DIANA BRIDGE was born in England in 1942 and brought up in New Zealand.
After university she worked as a diplomatic trainee in the New Zealand
Ministry of Foreign Affairs. She has lived in London, Singapore, Beijing,
Canberra, Hong Kong, New Delhi and Taipei – on the coat-tails
of a diplomat husband. She has a PhD in Chinese classical poetry from
the Australian National University and has taught in the Chinese Department
of Hong Kong University, the first foreigner to do so; also, on an
occasional basis, at Victoria University. She started to write poems
in India, where work opportunities were limited and the stimulus to
do so irresistible. Her poems make frequent use of Chinese and Indian
locations, topics and artistic repertoires. In this, they also affirm
some of the stories, themes and values of two of New Zealand’s
largest minority communities.
She has had three collections of poetry published by Auckland University
Press: Landscape with Lines (1996), The Girls on the
Wall (1999) and Porcelain (2001). Two years ago she
returned to Wellington to live with the same, now retired, husband.

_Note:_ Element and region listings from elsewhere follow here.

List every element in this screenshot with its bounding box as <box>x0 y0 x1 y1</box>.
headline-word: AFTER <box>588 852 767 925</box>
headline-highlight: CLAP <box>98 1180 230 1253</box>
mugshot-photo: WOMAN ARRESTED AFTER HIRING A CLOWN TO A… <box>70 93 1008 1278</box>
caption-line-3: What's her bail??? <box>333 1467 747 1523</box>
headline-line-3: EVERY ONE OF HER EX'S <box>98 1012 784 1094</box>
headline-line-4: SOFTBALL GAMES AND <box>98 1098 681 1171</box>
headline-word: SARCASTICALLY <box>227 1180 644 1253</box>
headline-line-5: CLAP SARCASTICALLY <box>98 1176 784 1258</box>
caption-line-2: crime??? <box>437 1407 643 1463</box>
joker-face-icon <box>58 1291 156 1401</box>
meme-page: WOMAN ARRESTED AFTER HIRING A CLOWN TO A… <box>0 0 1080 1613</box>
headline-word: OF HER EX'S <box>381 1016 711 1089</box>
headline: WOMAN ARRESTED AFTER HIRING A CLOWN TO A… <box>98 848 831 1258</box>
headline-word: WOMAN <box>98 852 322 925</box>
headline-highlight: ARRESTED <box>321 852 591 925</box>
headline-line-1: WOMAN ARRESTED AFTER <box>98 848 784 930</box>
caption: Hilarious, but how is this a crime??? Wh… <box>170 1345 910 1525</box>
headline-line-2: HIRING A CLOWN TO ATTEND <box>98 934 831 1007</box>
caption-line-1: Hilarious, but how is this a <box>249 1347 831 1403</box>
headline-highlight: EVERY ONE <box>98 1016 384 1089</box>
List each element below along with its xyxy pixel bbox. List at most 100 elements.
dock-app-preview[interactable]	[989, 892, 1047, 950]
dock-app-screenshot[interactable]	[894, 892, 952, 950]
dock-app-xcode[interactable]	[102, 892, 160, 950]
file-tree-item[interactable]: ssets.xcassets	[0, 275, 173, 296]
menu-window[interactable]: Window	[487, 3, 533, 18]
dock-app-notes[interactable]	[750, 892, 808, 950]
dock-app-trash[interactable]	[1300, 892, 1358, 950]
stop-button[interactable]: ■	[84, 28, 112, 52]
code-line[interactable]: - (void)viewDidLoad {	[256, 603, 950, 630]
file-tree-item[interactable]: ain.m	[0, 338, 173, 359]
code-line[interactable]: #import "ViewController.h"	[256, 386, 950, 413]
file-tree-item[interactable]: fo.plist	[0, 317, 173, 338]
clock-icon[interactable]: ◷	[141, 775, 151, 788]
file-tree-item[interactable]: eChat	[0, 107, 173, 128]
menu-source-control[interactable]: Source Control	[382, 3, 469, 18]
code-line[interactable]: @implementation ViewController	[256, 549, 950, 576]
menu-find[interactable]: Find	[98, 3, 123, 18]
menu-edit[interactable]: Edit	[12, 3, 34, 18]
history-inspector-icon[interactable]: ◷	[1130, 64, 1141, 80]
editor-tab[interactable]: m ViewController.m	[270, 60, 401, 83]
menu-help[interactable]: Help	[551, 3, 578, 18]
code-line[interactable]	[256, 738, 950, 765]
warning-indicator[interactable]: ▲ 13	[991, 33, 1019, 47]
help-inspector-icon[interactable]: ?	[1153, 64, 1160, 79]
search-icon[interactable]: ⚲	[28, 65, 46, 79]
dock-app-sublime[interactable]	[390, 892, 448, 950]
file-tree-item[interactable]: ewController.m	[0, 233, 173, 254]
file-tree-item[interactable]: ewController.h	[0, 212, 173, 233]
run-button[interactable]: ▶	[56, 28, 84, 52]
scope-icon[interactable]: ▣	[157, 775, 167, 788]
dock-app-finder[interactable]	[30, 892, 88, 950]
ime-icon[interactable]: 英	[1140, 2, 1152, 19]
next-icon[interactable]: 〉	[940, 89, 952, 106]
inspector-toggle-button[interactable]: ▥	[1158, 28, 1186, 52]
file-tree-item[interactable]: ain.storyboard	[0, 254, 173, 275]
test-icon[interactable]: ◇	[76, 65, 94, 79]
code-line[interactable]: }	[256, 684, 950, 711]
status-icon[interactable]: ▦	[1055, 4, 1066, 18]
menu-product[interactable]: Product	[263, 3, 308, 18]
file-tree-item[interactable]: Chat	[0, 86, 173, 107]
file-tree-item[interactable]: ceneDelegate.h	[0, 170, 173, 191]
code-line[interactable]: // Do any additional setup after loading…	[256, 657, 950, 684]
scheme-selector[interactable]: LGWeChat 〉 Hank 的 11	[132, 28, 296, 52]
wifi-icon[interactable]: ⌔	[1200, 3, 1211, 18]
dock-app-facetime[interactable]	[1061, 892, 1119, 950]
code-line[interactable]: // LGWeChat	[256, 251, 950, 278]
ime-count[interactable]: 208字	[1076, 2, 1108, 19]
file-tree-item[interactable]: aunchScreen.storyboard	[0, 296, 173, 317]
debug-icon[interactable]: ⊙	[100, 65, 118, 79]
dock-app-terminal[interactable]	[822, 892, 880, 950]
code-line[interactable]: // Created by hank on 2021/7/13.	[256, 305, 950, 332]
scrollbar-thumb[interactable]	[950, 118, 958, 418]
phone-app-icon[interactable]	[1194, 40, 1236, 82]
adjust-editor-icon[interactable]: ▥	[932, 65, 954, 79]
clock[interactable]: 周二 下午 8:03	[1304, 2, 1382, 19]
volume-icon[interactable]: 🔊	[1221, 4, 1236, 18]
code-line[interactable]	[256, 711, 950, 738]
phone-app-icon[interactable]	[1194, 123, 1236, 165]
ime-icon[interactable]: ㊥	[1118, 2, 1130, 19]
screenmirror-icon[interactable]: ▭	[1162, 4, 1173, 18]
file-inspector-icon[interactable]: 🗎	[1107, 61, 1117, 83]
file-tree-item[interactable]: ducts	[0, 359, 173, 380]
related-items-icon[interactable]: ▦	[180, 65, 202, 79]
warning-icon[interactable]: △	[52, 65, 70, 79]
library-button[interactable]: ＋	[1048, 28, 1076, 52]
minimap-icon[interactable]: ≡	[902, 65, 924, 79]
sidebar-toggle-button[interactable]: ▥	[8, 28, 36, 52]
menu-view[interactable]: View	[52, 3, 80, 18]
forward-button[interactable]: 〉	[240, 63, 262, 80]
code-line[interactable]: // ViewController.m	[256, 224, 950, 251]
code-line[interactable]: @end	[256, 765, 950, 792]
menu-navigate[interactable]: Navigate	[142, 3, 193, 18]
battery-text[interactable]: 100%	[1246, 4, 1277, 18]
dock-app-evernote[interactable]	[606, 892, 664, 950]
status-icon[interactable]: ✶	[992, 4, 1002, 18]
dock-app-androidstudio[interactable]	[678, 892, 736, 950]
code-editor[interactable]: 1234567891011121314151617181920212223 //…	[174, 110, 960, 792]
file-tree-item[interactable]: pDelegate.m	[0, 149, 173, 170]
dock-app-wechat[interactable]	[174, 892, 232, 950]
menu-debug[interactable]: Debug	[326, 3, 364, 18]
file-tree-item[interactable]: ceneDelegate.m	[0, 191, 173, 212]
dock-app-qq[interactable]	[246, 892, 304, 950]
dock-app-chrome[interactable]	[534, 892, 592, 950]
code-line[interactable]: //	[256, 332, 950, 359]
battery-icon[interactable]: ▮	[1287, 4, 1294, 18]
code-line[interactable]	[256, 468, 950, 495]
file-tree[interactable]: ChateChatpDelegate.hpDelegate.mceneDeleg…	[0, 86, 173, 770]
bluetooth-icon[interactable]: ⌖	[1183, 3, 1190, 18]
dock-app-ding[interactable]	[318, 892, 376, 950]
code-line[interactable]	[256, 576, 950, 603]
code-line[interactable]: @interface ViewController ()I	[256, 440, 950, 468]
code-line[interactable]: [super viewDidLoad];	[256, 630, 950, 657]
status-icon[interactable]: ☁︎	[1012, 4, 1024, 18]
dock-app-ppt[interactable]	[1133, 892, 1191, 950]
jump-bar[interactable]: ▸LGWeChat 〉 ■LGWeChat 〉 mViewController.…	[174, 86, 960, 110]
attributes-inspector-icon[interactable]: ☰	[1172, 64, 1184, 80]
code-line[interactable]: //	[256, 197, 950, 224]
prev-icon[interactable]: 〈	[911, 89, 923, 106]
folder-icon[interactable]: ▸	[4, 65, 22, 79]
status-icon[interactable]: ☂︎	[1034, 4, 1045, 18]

Bridge comments: ‘This poem was written when my brother was
undergoing chemotherapy for leukaemia. The central image of the wallet
is unstable. Familiar and discovered comfortable as a cat among washing,
it is shown to be worn, almost empty and bled of its colour –
just as the illness it stands for is depleting the strength of the
brother in the poem, causing the equal relationship of siblings to
collapse into something closer to parent/child; and placing the triumphant
cry of the beginning in a more ambiguous perspective.’